7 September 2010

Biennale Review

'The first decade of the 21st century is ending in a succession of radical changes. In this context of rapid evolution, can architecture be the mouthpiece for new values and modern lifestyles? The 2010 Biennale is the opportunity to test architecture's numerous possibilities and to account for its plurality of approaches. Every one of its orientations relates to a different way of living.'

Director Kazuyo Sejima's statement - by the way the first woman to direct the Architecture Biennale - resulted in the less pretentious 12th International Architecture Exhibition in the absence of 'Lynnadids'.
In the previous editions of the exhibition the vast and beautiful spaces of the Corderie dell'Arsenale used to act as a mere background for sculptures of 'Star-Architects'. This year the installations refer directly to their sourrounding and create a series of diverse and interesting spaces. Probably the most beautiful and definitely the most poetic of these spaces is Matthias Schuler's (Transsolar) and Tetsuo Kundo's Cloudscape.
An artificial cloud hanging between the columns which could be gradually experienced through a lightweight spiral ramp. You enter the cloud from cool and dry climate underneath until the cloud fully embraces you. When reaching the top the climate gets warm and dry and sight becomes clear. The cloud is generated through different pressures of air.::image source

Canadian artist Janet Cardiff's sound installation 'The Forty Part Motet' is intangible. In the early modern hall under the wooden pitched-roof a choral of Thomas Tallis (1514-1585) hangs in the air. 8 x 5 speakers - arranged in an ellipse - distribute Tallis' 'Spem in alium'. Forty vocal scores expand the space and create a touching experience of the space.
Both installations deal strongly with the experience of space and its physiological and psychological impact on the human body.

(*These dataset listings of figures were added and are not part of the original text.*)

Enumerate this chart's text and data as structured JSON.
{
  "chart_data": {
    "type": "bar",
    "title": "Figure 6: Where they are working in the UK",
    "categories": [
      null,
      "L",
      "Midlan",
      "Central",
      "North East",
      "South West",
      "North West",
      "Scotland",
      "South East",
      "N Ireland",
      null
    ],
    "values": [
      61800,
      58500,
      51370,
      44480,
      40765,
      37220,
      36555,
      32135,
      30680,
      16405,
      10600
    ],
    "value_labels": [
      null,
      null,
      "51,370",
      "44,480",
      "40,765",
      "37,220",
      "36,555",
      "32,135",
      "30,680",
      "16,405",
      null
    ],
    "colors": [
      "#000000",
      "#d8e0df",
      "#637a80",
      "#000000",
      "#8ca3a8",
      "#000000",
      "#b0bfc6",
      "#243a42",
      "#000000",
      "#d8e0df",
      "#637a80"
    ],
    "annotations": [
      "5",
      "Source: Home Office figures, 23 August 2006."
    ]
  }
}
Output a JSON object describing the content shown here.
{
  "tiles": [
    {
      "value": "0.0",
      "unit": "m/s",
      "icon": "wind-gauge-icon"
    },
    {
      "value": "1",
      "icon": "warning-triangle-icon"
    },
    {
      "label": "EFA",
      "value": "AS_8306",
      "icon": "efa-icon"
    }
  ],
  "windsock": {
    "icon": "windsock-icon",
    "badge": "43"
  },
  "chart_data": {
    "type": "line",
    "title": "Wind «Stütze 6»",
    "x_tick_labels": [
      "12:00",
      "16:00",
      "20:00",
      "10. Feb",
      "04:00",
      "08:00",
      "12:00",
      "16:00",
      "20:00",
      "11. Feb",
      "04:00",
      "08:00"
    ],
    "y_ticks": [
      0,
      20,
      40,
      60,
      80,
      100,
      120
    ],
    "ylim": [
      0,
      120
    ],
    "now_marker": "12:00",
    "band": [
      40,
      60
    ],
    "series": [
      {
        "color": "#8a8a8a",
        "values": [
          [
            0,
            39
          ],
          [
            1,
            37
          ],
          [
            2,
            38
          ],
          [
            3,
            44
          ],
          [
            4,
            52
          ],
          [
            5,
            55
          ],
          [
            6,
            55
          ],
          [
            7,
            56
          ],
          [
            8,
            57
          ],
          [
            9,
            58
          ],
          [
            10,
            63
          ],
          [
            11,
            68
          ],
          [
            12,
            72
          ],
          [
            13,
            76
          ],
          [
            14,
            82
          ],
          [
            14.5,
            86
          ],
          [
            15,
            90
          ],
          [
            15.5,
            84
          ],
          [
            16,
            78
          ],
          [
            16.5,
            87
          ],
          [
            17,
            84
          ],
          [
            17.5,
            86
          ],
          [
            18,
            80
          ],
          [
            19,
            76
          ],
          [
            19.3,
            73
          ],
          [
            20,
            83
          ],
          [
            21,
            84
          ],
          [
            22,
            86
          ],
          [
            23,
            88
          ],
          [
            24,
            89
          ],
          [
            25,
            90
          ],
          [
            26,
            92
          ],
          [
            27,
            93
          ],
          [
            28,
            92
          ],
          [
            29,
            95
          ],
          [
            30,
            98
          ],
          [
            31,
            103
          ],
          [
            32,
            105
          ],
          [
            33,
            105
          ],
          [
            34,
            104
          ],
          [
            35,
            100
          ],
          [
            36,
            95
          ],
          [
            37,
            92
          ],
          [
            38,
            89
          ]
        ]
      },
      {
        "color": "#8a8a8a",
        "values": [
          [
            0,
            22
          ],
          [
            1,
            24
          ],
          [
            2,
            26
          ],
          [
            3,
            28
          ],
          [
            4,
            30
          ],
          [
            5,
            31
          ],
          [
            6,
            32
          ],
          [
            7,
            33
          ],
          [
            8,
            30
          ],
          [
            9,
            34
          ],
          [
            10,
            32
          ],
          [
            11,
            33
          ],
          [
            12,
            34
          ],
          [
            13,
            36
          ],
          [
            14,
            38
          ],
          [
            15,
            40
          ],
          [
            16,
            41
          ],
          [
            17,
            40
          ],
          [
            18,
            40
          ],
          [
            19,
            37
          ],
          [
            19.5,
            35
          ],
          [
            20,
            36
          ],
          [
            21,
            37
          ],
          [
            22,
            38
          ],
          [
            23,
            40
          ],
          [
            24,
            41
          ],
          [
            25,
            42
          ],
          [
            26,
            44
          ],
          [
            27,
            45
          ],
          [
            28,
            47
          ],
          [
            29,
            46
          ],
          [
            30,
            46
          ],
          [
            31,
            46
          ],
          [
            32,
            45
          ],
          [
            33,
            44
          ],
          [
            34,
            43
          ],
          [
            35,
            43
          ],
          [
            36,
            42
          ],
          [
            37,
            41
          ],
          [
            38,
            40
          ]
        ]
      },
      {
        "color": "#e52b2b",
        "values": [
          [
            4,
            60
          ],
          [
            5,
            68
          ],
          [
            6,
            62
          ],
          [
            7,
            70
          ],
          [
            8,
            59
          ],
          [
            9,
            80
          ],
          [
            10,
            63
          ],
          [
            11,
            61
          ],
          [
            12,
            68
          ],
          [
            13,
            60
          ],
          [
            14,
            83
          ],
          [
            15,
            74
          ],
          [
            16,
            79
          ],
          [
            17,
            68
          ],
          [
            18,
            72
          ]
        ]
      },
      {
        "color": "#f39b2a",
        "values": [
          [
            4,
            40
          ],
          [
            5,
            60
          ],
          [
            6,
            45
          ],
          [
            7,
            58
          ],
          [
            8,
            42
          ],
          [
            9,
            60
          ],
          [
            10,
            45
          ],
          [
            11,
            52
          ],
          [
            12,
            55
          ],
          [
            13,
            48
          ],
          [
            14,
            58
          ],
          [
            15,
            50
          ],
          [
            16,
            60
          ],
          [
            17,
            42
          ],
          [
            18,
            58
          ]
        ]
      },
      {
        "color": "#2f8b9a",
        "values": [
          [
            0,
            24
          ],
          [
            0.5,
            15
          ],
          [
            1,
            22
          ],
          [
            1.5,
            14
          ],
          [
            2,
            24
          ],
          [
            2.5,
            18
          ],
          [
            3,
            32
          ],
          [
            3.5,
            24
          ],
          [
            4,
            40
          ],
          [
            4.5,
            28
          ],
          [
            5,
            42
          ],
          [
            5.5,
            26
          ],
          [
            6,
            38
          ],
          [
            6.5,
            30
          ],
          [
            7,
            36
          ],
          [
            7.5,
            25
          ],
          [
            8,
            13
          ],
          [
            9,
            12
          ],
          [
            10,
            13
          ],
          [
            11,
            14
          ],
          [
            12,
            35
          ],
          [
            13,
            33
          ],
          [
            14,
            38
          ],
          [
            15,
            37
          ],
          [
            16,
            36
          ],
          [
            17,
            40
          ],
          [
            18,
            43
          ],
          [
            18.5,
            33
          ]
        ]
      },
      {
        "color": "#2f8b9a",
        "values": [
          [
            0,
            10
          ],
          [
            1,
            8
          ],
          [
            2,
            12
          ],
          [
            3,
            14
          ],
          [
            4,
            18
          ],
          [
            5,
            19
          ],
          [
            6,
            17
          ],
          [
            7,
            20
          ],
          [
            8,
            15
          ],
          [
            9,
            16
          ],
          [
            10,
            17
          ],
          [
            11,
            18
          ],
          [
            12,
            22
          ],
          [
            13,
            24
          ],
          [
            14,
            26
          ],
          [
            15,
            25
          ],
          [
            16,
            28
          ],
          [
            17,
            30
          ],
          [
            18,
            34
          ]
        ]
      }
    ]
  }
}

The second main exhibition at the Palazzo del Esposizioni as well showed a heterogeneous overview of contemporary architecture production. Next to known offices from Japan like Atelier Bow Wow, Sejima's SANAA and Toyo Ito Biennale proved Aranda/Lasch as well as many young practices showed their conceptual approaches - few of them really outstanding but as a whole a highly informative cross-section.
Most intriguing was OMA's mini exhibition on Preservation. With the theme of CRONOCAOS, ::OMA/AMO, 'Preservation', exhibition view

OMA explores the wrenching simultaneity of preservation and destruction, which is destroying any sense of a linear evolution of time - an intelligent and critical debate on preservation. Additionally their new project for Venice's Palazzo Tedeschi which is to be converted to a shopping mall/cultural center was shown to the public for the first time.

Many of the pavillons of the participating nations were dealing with the theme 'People meet in Architecture'. Outstanding: the Netherlands, the winner of the Golden Lion Bahrain, Japan on the 50th anniversary of Metabolism, Canada, Croatia with their floating Pavillon.

:: The Netherlands on vacant spaces

:: Canadian Architect philip beesley's installation 'hylozoic ground'

:: Croatian floating pavillon, source

In summary it can be said that it is one of the most interesting yet heterogeneous architecture Biennales. An overview of alternative contemporary architecture without laying claim to completeness.